Vercel deployment notes#

  • Works on the free (Hobby) plan with the default 60-second function duration. No vercel.json and no route-handler runtime / maxDuration exports — cacheComponents (enabled in next.config.ts) rejects route-segment runtime, and committing maxDuration: 300 in vercel.json triggers a plan-limit redirect on Hobby. Node is the default runtime, so no override is needed.
  • Need longer than 60 s? Pro lifts the ceiling to 300 s and Enterprise to 900 s. Raise it per-project in the Vercel dashboard (Project → Settings → Functions → Function Max Duration). The agent UI surfaces a clear message when a turn hits the timeout, so users on the free plan see the limit rather than a stuck page.
  • The first chat request after a cold start loads a small embedding model (~30 MB) into the function. Expect a one-time 3–10 second delay; subsequent queries finish in <100 ms.
  • The agent runs entirely in-process. No background workers, no separate service.
  • Local providers don't work on Vercel out of the box — baseURL would have to point at a reachable model server.

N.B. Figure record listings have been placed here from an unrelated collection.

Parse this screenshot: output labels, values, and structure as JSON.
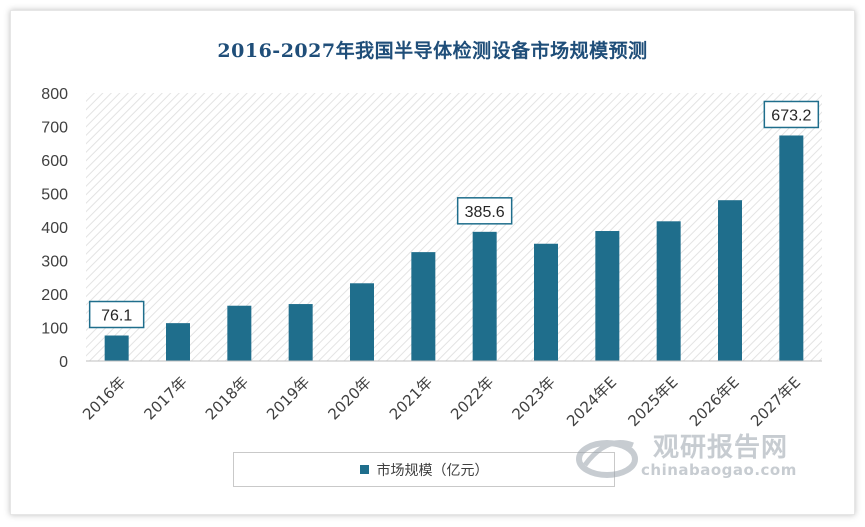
{
  "chart_data": {
    "type": "bar",
    "title": "2016-2027年我国半导体检测设备市场规模预测",
    "categories": [
      "2016年",
      "2017年",
      "2018年",
      "2019年",
      "2020年",
      "2021年",
      "2022年",
      "2023年",
      "2024年E",
      "2025年E",
      "2026年E",
      "2027年E"
    ],
    "series": [
      {
        "name": "市场规模（亿元）",
        "values": [
          76.1,
          113,
          165,
          170,
          232,
          325,
          385.6,
          350,
          388,
          417,
          480,
          673.2
        ]
      }
    ],
    "data_labels": [
      "76.1",
      "385.6",
      "673.2"
    ],
    "data_label_indices": [
      0,
      6,
      11
    ],
    "y_ticks": [
      "800",
      "700",
      "600",
      "500",
      "400",
      "300",
      "200",
      "100",
      "0"
    ],
    "ylim": [
      0,
      800
    ],
    "xlabel": "",
    "ylabel": "",
    "legend_position": "bottom",
    "bar_color": "#1f6e8c"
  },
  "watermark": {
    "name_cn": "观研报告网",
    "domain": "chinabaogao.com"
  }
}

CI guard: embeddings:check#

The committed cms/__generated__/embeddings.json is checked in CI by npx octocms embeddings:check, which is part of npm run checks:

bash
npx octocms embeddings:check
# == octocms embeddings:gen && git diff --exit-code -- cms/__generated__/embeddings.json

The check is offline (uses the same local Xenova/bge-small-en-v1.5 model as indexing — no API key) and idempotent: embedAll skips re-embedding entries whose content hash is unchanged, so a clean run is a fast no-op. The first run downloads the ONNX model (~30 MB) into the @huggingface/transformers cache; subsequent runs reuse it.

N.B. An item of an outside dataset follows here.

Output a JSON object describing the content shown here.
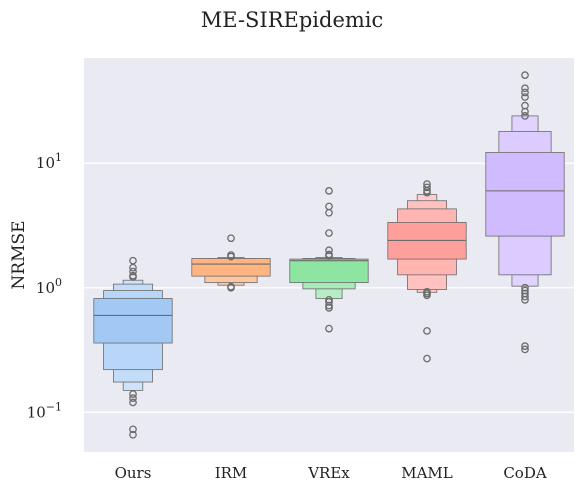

If the check fails after a content edit, run npx octocms embeddings:gen locally and commit the regenerated file. The save server actions (saveFile / newFile / removeFile) update the embeddings file in the same commit as the content change — drift typically only happens after manual edits to cms/content/ or schema migrations that bypass the editor.


Troubleshooting#

SymptomLikely cause
No Chat link in the headerThe configured provider's API env var is unset, or the optional packages aren't installed in this environment.
/cms/chat shows setup even with the key setServer didn't pick up the new env var — restart npm run dev or redeploy. Confirm agentConfig is exported and configInit runs.
Error mentioning a missing packageAn optional peer dep for the chosen provider isn't installed. Run the install command above.
Chat loads but every reply errorsProvider key invalid, expired, or workspace has no billing. Check the key and the provider's console.
'local' provider can't connectbaseURL is wrong, the local server isn't running, or it's not reachable from where Next.js is running.
First reply takes ~10sCold-start embedding-model load. Subsequent replies are fast.
"Budget reached" mid-conversationConversation hit the input/output token cap. Start a new conversation, or raise the caps in cms/octocms.config.ts.
Chat link disappeared after heavy useTotal spend on the deploy crossed totalBudgetUSD. Raise it (or set to 0 to disable), restart / redeploy to reset the in-memory counter, or set a real budget alert in the provider's console.